Begonnen hat die Bildungsstätte ihr Engagement in der beruflichen Weiterbildung bereits im Jahr 2001. Damals starteten zwei hauswirtschaftliche Qualifizierungen: Ein Kurs war speziell für junge Arbeitssuchende, der andere für Frauen ab 40 Jahren konzipiert. Seitdem wurden die Qualifizierungskurse stetig weiterentwickelt und laufend an veränderte Situationen am Arbeitsmarkt angepasst. Heute bietet die Bildungsstätte die »Qualifizierung zur Fachkraft für Alltagsassistenz« an, die von Frauen und Männern belegt werden kann. Alltagsassistenten sind gesuchte Fachkräfte, sie werden insbesondere in Altenpflegeheimen, in Wohneinrichtungen für Menschen mit Behinderung und bei ambulanten Pflege- und Betreuungsdiensten eingesetzt.

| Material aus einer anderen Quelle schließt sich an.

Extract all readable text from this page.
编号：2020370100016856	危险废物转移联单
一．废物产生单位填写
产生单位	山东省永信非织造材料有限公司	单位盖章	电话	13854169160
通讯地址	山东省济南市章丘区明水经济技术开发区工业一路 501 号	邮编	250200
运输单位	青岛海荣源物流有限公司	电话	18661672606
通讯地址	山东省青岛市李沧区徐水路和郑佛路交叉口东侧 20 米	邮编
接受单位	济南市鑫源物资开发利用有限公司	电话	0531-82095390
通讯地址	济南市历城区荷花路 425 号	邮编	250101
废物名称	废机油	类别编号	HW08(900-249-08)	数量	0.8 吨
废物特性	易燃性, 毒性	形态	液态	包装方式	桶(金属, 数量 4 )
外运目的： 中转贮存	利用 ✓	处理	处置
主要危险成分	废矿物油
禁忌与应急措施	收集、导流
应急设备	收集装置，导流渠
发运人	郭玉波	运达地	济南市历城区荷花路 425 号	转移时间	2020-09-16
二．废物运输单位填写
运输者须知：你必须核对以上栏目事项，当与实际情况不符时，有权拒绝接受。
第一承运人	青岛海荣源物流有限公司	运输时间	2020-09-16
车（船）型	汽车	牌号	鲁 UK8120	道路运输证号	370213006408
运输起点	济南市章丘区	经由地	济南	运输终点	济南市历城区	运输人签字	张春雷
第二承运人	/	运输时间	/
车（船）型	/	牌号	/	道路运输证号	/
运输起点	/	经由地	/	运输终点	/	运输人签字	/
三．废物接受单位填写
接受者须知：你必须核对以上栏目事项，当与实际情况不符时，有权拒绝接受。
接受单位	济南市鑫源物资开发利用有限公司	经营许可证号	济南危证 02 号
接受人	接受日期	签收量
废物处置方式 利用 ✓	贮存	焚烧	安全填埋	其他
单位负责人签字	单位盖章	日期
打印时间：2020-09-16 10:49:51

Die Kurse dauern sechs Monate (in Teilzeit) und werden mit einem Teilnahmezertifikat abgeschlossen.
Im Zuge der Belegung der sogenannten »Qualikurse« wurden zuletzt verstärkt Bildungsmaßnahmen mit einem qualifizierten Berufsabschluss nachgefragt. Deshalb etablierte die Bildungsstätte zum September 2015 die »Umschulung zum/zur Hauswirtschafterin«. Diese Maßnahme dauert knapp zwei Jahre, der Abschluss erfolgt mit einer Kammerprüfung. Die Ausbildungs- und Prüfungsinhalte entsprechen denen einer dreijährigen dualen Ausbildung zum/zur Hauswirtschafter/in. Jedoch entfällt der Besuch einer Berufsschule, alle Ausbildungsinhalte werden im hausinternen Unterricht vermittelt.

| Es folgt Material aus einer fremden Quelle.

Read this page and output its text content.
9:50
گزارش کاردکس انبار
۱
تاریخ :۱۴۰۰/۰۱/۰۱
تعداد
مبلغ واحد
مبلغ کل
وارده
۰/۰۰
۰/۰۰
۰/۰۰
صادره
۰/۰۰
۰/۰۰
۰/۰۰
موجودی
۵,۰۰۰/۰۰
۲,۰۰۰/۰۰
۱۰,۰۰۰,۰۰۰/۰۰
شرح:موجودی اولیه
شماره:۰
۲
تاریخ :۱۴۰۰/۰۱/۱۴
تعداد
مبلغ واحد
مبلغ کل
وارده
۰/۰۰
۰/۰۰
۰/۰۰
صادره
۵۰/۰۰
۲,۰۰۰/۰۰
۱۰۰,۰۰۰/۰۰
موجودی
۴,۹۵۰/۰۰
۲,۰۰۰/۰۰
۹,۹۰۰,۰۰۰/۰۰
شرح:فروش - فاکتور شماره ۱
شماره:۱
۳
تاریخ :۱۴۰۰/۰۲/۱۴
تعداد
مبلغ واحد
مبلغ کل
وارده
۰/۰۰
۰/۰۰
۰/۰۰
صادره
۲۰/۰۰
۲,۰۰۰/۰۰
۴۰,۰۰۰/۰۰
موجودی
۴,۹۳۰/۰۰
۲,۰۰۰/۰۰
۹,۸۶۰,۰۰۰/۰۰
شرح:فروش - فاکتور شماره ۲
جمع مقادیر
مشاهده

Rica Pankewitz ist eine der ersten »Umschülerinnen« des Anna Haag Mehrgenerationenhauses – und eine der Interessentinnen, deren Nachfrage mit zur Einführung der neuen Maßnahme beitrug. Die 33-Jährige ist alleinerziehende Mutter zweier Töchter im Teenageralter – gute Schülerinnen, die später studieren möchten. Auf ihre eigene Schulzeit ist die gebürtige Sachsen-Anhaltinerin weniger stolz: Freunde und Feiern waren ihr damals wichtiger als Schule. Mit 14 zog sie daheim aus, ging nach der 9. Klasse mit dem Hauptschulabschluss von der Realschule ab. Sie suchte ohne Erfolg nach einem Ausbildungsplatz, wurde schwanger, kümmerte sich um die Kinder. Nach den Elternzeiten absolvierte sie im Alter von 24 Jahren eine Berufsvorbereitende Bildungsmaßnahme und begann danach eine Ausbildung zur Hauswirtschafterin. Eigentlich war sie auf einem guten Weg, doch dann gab es einen privaten Schicksalsschlag, und sie brach die Ausbildung im dritten Jahr ab.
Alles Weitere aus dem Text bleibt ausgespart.